In our photo story, “Home From Home”, MR PORTER took a cab over the Williamsburg Bridge with a couple of suitcases – Tumi and Globe-Trotter – packed with what we consider to be the bare necessities for a comfortable hotel stay. Clothes that can handle the rigour of travel are there, of course, as are a selection of toiletries and stationery. But we also included a few personal touches – accessories, books, and other bits and pieces – to help the jet-setters among us feel at home.
Any seasoned hotel guest understands the importance of a few homely details. Ms Coco Chanel, who spent decades at the Ritz in Paris, went to some lengths to personalise her suite, bringing in her own furniture, keeping fresh flowers, and installing one of her favourite coromandel-wood folding screens. “Just the basics are enough, when tasteful, to make even the most banal room personal,” a 1937 edition of Vogue reported on Ms Chanel’s stay. The rooms at The Wythe are far from banal – but even the most elegantly designed room will never feel quite like your own.

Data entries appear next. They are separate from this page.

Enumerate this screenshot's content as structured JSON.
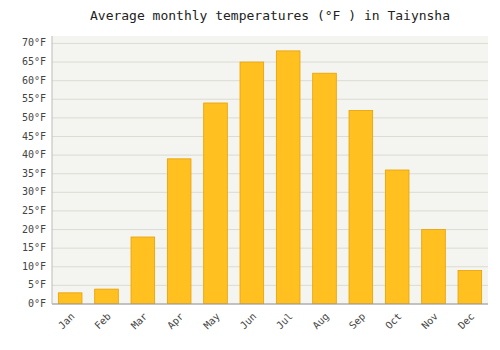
{
  "chart_data": {
    "type": "bar",
    "title": "Average monthly temperatures (°F ) in Taiynsha",
    "categories": [
      "Jan",
      "Feb",
      "Mar",
      "Apr",
      "May",
      "Jun",
      "Jul",
      "Aug",
      "Sep",
      "Oct",
      "Nov",
      "Dec"
    ],
    "values": [
      3,
      4,
      18,
      39,
      54,
      65,
      68,
      62,
      52,
      36,
      20,
      9
    ],
    "color": "#FFC020",
    "ylim": [
      0,
      72
    ],
    "yticks": [
      {
        "value": 0,
        "label": "0°F"
      },
      {
        "value": 5,
        "label": "5°F"
      },
      {
        "value": 10,
        "label": "10°F"
      },
      {
        "value": 15,
        "label": "15°F"
      },
      {
        "value": 20,
        "label": "20°F"
      },
      {
        "value": 25,
        "label": "25°F"
      },
      {
        "value": 30,
        "label": "30°F"
      },
      {
        "value": 35,
        "label": "35°F"
      },
      {
        "value": 40,
        "label": "40°F"
      },
      {
        "value": 45,
        "label": "45°F"
      },
      {
        "value": 50,
        "label": "50°F"
      },
      {
        "value": 55,
        "label": "55°F"
      },
      {
        "value": 60,
        "label": "60°F"
      },
      {
        "value": 65,
        "label": "65°F"
      },
      {
        "value": 70,
        "label": "70°F"
      }
    ],
    "grid": true
  }
}
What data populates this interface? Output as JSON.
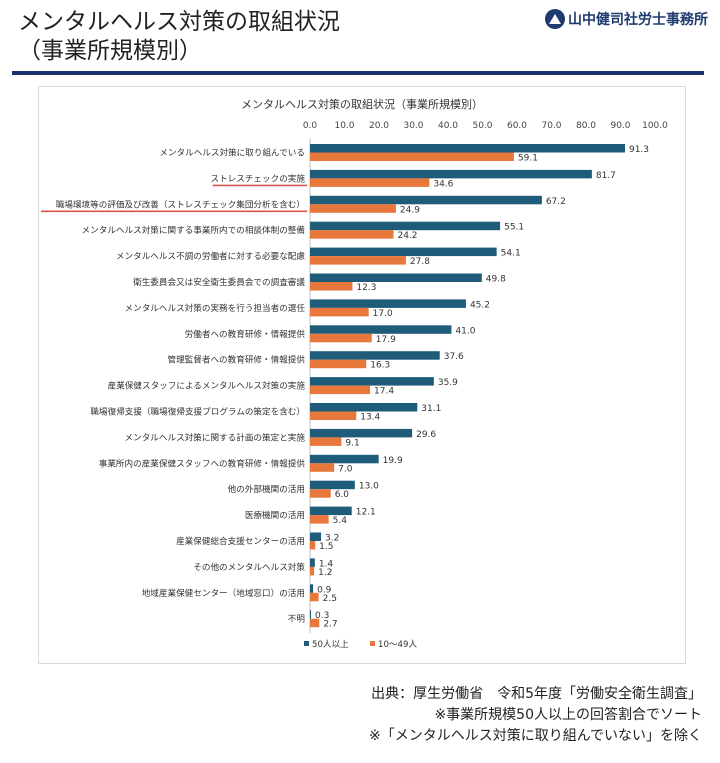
{
  "header": {
    "title_line1": "メンタルヘルス対策の取組状況",
    "title_line2": "（事業所規模別）",
    "logo_text": "山中健司社労士事務所"
  },
  "colors": {
    "series_50plus": "#1f5c7a",
    "series_10_49": "#e8773b",
    "highlight_underline": "#d9534f",
    "header_rule": "#1b2f6b"
  },
  "chart_data": {
    "type": "bar",
    "orientation": "horizontal",
    "title": "メンタルヘルス対策の取組状況（事業所規模別）",
    "xlim": [
      0,
      100
    ],
    "xticks": [
      "0.0",
      "10.0",
      "20.0",
      "30.0",
      "40.0",
      "50.0",
      "60.0",
      "70.0",
      "80.0",
      "90.0",
      "100.0"
    ],
    "grid": false,
    "legend_position": "bottom-left",
    "categories": [
      "メンタルヘルス対策に取り組んでいる",
      "ストレスチェックの実施",
      "職場環境等の評価及び改善（ストレスチェック集団分析を含む）",
      "メンタルヘルス対策に関する事業所内での相談体制の整備",
      "メンタルヘルス不調の労働者に対する必要な配慮",
      "衛生委員会又は安全衛生委員会での調査審議",
      "メンタルヘルス対策の実務を行う担当者の選任",
      "労働者への教育研修・情報提供",
      "管理監督者への教育研修・情報提供",
      "産業保健スタッフによるメンタルヘルス対策の実施",
      "職場復帰支援（職場復帰支援プログラムの策定を含む）",
      "メンタルヘルス対策に関する計画の策定と実施",
      "事業所内の産業保健スタッフへの教育研修・情報提供",
      "他の外部機関の活用",
      "医療機関の活用",
      "産業保健総合支援センターの活用",
      "その他のメンタルヘルス対策",
      "地域産業保健センター（地域窓口）の活用",
      "不明"
    ],
    "highlighted_categories": [
      1,
      2
    ],
    "series": [
      {
        "name": "50人以上",
        "values": [
          91.3,
          81.7,
          67.2,
          55.1,
          54.1,
          49.8,
          45.2,
          41.0,
          37.6,
          35.9,
          31.1,
          29.6,
          19.9,
          13.0,
          12.1,
          3.2,
          1.4,
          0.9,
          0.3
        ],
        "labels": [
          "91.3",
          "81.7",
          "67.2",
          "55.1",
          "54.1",
          "49.8",
          "45.2",
          "41.0",
          "37.6",
          "35.9",
          "31.1",
          "29.6",
          "19.9",
          "13.0",
          "12.1",
          "3.2",
          "1.4",
          "0.9",
          "0.3"
        ]
      },
      {
        "name": "10～49人",
        "values": [
          59.1,
          34.6,
          24.9,
          24.2,
          27.8,
          12.3,
          17.0,
          17.9,
          16.3,
          17.4,
          13.4,
          9.1,
          7.0,
          6.0,
          5.4,
          1.5,
          1.2,
          2.5,
          2.7
        ],
        "labels": [
          "59.1",
          "34.6",
          "24.9",
          "24.2",
          "27.8",
          "12.3",
          "17.0",
          "17.9",
          "16.3",
          "17.4",
          "13.4",
          "9.1",
          "7.0",
          "6.0",
          "5.4",
          "1.5",
          "1.2",
          "2.5",
          "2.7"
        ]
      }
    ]
  },
  "footer": {
    "source": "出典：厚生労働省　令和5年度「労働安全衛生調査」",
    "note1": "※事業所規模50人以上の回答割合でソート",
    "note2": "※「メンタルヘルス対策に取り組んでいない」を除く"
  }
}
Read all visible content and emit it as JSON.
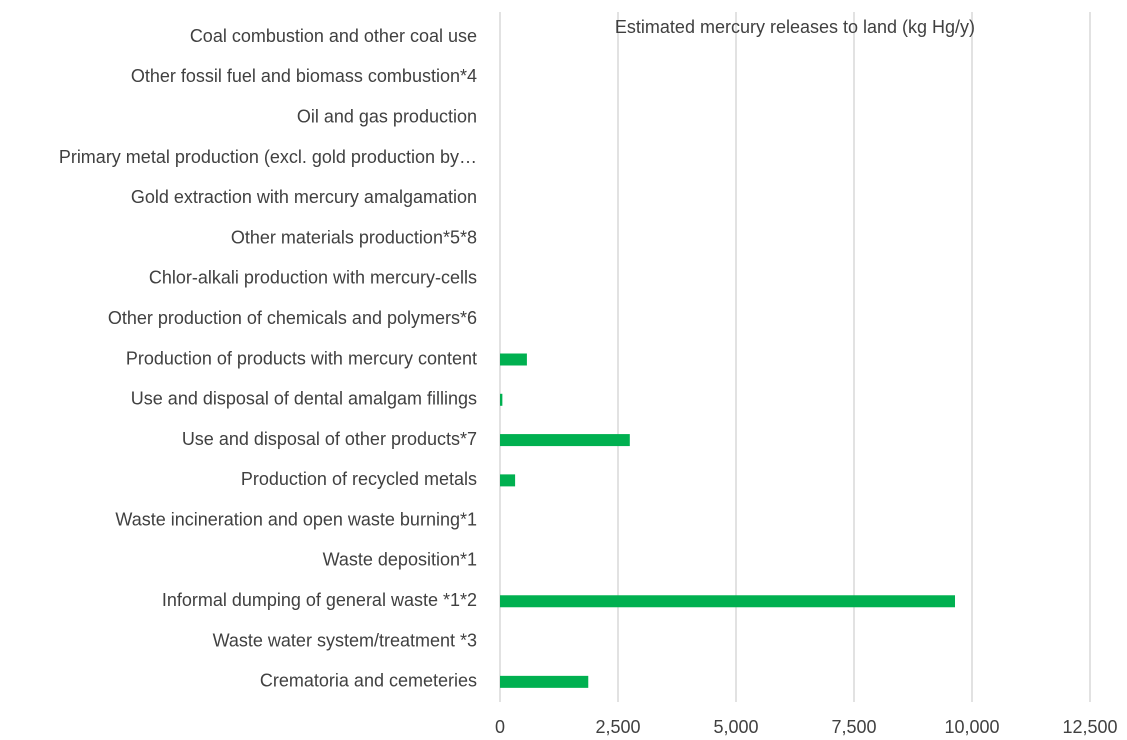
{
  "chart_data": {
    "type": "hbar",
    "title": "Estimated  mercury releases to land (kg Hg/y)",
    "categories": [
      "Coal combustion and other coal use",
      "Other fossil fuel and biomass combustion*4",
      "Oil and gas production",
      "Primary metal production (excl. gold production by…",
      "Gold extraction with mercury amalgamation",
      "Other materials production*5*8",
      "Chlor-alkali production with mercury-cells",
      "Other production of chemicals and polymers*6",
      "Production of products with mercury content",
      "Use and disposal of dental amalgam fillings",
      "Use and disposal of other products*7",
      "Production of recycled metals",
      "Waste incineration and open waste burning*1",
      "Waste deposition*1",
      "Informal dumping of general waste *1*2",
      "Waste water system/treatment  *3",
      "Crematoria and cemeteries"
    ],
    "values": [
      0,
      0,
      0,
      0,
      0,
      0,
      0,
      0,
      570,
      50,
      2750,
      320,
      0,
      0,
      9640,
      0,
      1870
    ],
    "color": "#00b050",
    "xlim": [
      0,
      12500
    ],
    "xticks": [
      0,
      {
        "value": 2500,
        "label": "2,500"
      },
      {
        "value": 5000,
        "label": "5,000"
      },
      {
        "value": 7500,
        "label": "7,500"
      },
      {
        "value": 10000,
        "label": "10,000"
      },
      {
        "value": 12500,
        "label": "12,500"
      }
    ],
    "grid": true
  }
}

It’s the small things that make the biggest difference: the scent of the hand soap, the fit of the slippers, or even the tone of the alarm clock. Waking up in a bed that’s not yours is alienating enough; being jolted out of sleep by a foreign buzzing sound only makes it worse. Men are creatures of habit, and anyone who travels regularly should look to these little details for a dose of familiarity and a much-needed link to home.
In MR PORTER’s case, we never leave home without packing a “London” candle from Tom Dixon’s Eclectic range, infused with the scent of crocuses, nettles and red housebricks. We usually stop short of packing a coromandel-wood folding screen, but there is a favourite oversized cashmere throw from Armand Diradourian that, despite its bulk, always seems to make the cut.
Hotels provide stationery, often of a good quality, but there’s nothing quite like the familiar scratch of the nib of a well-used fountain pen. Similarly, hotel robes and dressing gowns can never quite match up to the comfort of a pair of ready-packed pyjamas.
And of course, nothing sums up the alienating hotel experience better than the sight of a selection of miniature toiletries, so we prefer to bring a small wash bag packed with a selection of our own, which includes a shaving kit from D R Harris, complete with badger bristle shaving brush, and a grooming kit from Czech & Speake.
Any further personal touches – whether it’s a framed photograph, a favourite coffee mug, or, indeed, a coromandel-wood folding screen – can and should be added at your discretion. While not as vital as a toothbrush and a fresh change of clothes, they’re important in their own way. These are the kind of things that make a home from home, and turn the drudgery of regular travel into something to be savoured and enjoyed.